The Atlantic's Clive Crook, whom I ran into in the office coffee shop immediately after he posted his opinions, didn't much like Obama's deficit speech today. "Waste of breath," etc.
I felt differently. I am still preoccupied with the phishing/cyber-security fire drill from earlier today, not yet fully solved; but here are a few quick positive points about what Obama did:
1) He tried to raise the discussion of public/private spending up above the idiot level. The real economic history of the United States, as anyone understands who has studied it outside the confines of a political rally, involves a combination of public and private efforts. We have highways, we have hospitals, we have the Internet, we have an aerospace industry, we have agribusiness, we have biotech, because of the interaction of public investments/standards/regulation and private competition, innovation, profit-seeking, price-reduction, job-creation. It's an obvious truth that has somehow been declared out of bounds in political discussion -- for just one example, see this celebrated Washington Post story on communities that denounce the same public spending that keeps them afloat.

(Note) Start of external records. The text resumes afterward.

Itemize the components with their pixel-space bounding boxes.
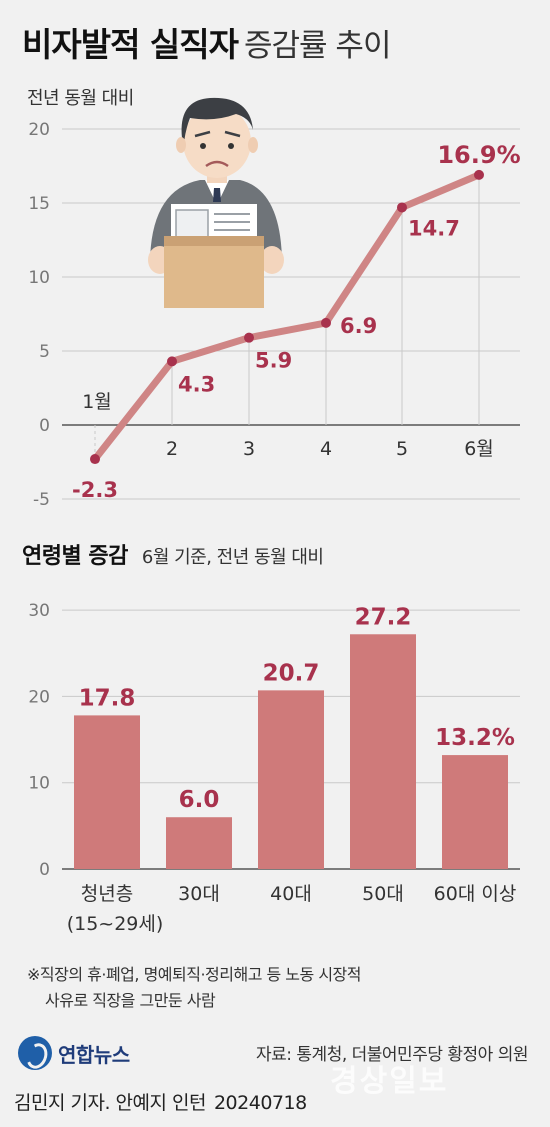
x-tick-label: 30대 <box>178 883 220 905</box>
bar-chart-labels: 17.8 청년층 (15~29세) 6.0 30대 20.7 40대 27.2 50대 13.2%… <box>67 604 517 935</box>
data-label: 20.7 <box>263 660 320 686</box>
data-point <box>474 169 484 180</box>
logo-text: 연합뉴스 <box>58 1042 130 1067</box>
bar <box>74 715 140 869</box>
bar-chart-bars <box>74 634 508 869</box>
footnote-line2: 사유로 직장을 그만둔 사람 <box>45 991 216 1010</box>
y-tick-label: 0 <box>39 860 50 880</box>
x-tick-sublabel: (15~29세) <box>67 913 164 935</box>
section2-subtitle: 6월 기준, 전년 동월 대비 <box>141 547 324 568</box>
yonhap-logo-icon <box>18 1036 52 1070</box>
x-tick-label: 50대 <box>362 883 404 905</box>
data-point <box>244 332 254 343</box>
x-tick-label: 5 <box>396 438 408 460</box>
bar <box>350 634 416 869</box>
title-main: 비자발적 실직자 <box>22 25 239 64</box>
x-tick-label: 3 <box>243 438 255 460</box>
line-chart-labels: 1월 2 3 4 5 6월 -2.3 4.3 5.9 6.9 14.7 16.9% <box>72 141 521 502</box>
logo: 연합뉴스 <box>18 1036 130 1070</box>
section2-title: 연령별 증감 6월 기준, 전년 동월 대비 <box>22 538 324 570</box>
data-point <box>90 454 100 465</box>
credit: 김민지 기자. 안예지 인턴 20240718 <box>14 1088 307 1115</box>
credit-text: 김민지 기자. 안예지 인턴 <box>14 1092 206 1114</box>
data-label: -2.3 <box>72 478 118 502</box>
line-chart-grid: -5 0 5 10 15 20 <box>28 120 520 510</box>
y-tick-label: 5 <box>39 342 50 362</box>
x-tick-label: 40대 <box>270 883 312 905</box>
data-label: 27.2 <box>355 604 412 630</box>
y-tick-label: 20 <box>28 120 50 140</box>
data-point <box>321 317 331 328</box>
data-label: 16.9% <box>437 141 520 169</box>
section2-heading: 연령별 증감 <box>22 544 128 569</box>
data-label: 13.2% <box>435 725 515 751</box>
x-tick-label: 1월 <box>82 391 112 413</box>
y-tick-label: 20 <box>28 687 50 707</box>
worried-office-worker-holding-box-icon <box>148 97 284 308</box>
x-tick-label: 6월 <box>464 438 494 460</box>
bar <box>258 690 324 869</box>
line-chart-series <box>90 169 484 465</box>
bar-chart: 0 10 20 30 17.8 청년층 (15~29세) 6.0 30대 20.7 40대 27.2… <box>28 601 520 935</box>
bar <box>166 817 232 869</box>
series-line <box>91 171 483 463</box>
bar <box>442 755 508 869</box>
x-tick-label: 2 <box>166 438 178 460</box>
line-chart: -5 0 5 10 15 20 1월 2 3 4 5 6월 -2.3 4.3 5.9 6.9 14.7 16.9… <box>28 97 521 510</box>
chart1-subtitle: 전년 동월 대비 <box>27 88 134 109</box>
y-tick-label: 15 <box>28 194 50 214</box>
y-tick-label: 10 <box>28 774 50 794</box>
x-tick-label: 60대 이상 <box>434 883 517 905</box>
y-tick-label: 0 <box>39 416 50 436</box>
footnote-line1: ※직장의 휴·폐업, 명예퇴직·정리해고 등 노동 시장적 <box>27 965 362 984</box>
data-label: 17.8 <box>79 685 136 711</box>
data-point <box>397 202 407 213</box>
data-label: 6.9 <box>340 314 377 338</box>
data-point <box>167 356 177 367</box>
x-tick-label: 청년층 <box>81 883 133 905</box>
data-label: 5.9 <box>255 349 292 373</box>
credit-date: 20240718 <box>213 1092 307 1114</box>
y-tick-label: 30 <box>28 601 50 621</box>
footnote: ※직장의 휴·폐업, 명예퇴직·정리해고 등 노동 시장적 사유로 직장을 그만… <box>27 962 362 1014</box>
page-title: 비자발적 실직자 증감률 추이 <box>22 18 391 66</box>
source-text: 자료: 통계청, 더불어민주당 황정아 의원 <box>256 1045 529 1065</box>
y-tick-label: -5 <box>33 490 50 510</box>
title-sub: 증감률 추이 <box>244 28 391 64</box>
data-label: 4.3 <box>178 372 215 396</box>
y-tick-label: 10 <box>28 268 50 288</box>
watermark: 경상일보 <box>330 1064 449 1099</box>
data-label: 6.0 <box>179 787 220 813</box>
data-label: 14.7 <box>408 216 460 240</box>
x-tick-label: 4 <box>320 438 332 460</box>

Obama addressed this point not just once but several times in the speech, eg this way early on:
"And so we've built a strong military to keep us secure, and public schools and universities to educate our citizens. We've laid down railroads and highways to facilitate travel and commerce. We've supported the work of scientists and researchers whose discoveries have saved lives, unleashed repeated technological revolutions, and led to countless new jobs and entire new industries. Each of us has benefitted from these investments, and we're a more prosperous country as a result."
And, later on:
"We take responsibility for ourselves, but we also take responsibility for each other; for the country we want and the future that we share. We're a nation that built a railroad across a continent and brought light to communities shrouded in darkness. We sent a generation to college on the GI Bill and we saved millions of seniors from poverty with Social Security and Medicare. We have led the world in scientific research and technological breakthroughs that have transformed millions of lives. That's who we are. This is the America that I know."
A genius-level insight? Maybe not. But in today's political discourse, simply restating this reality is something.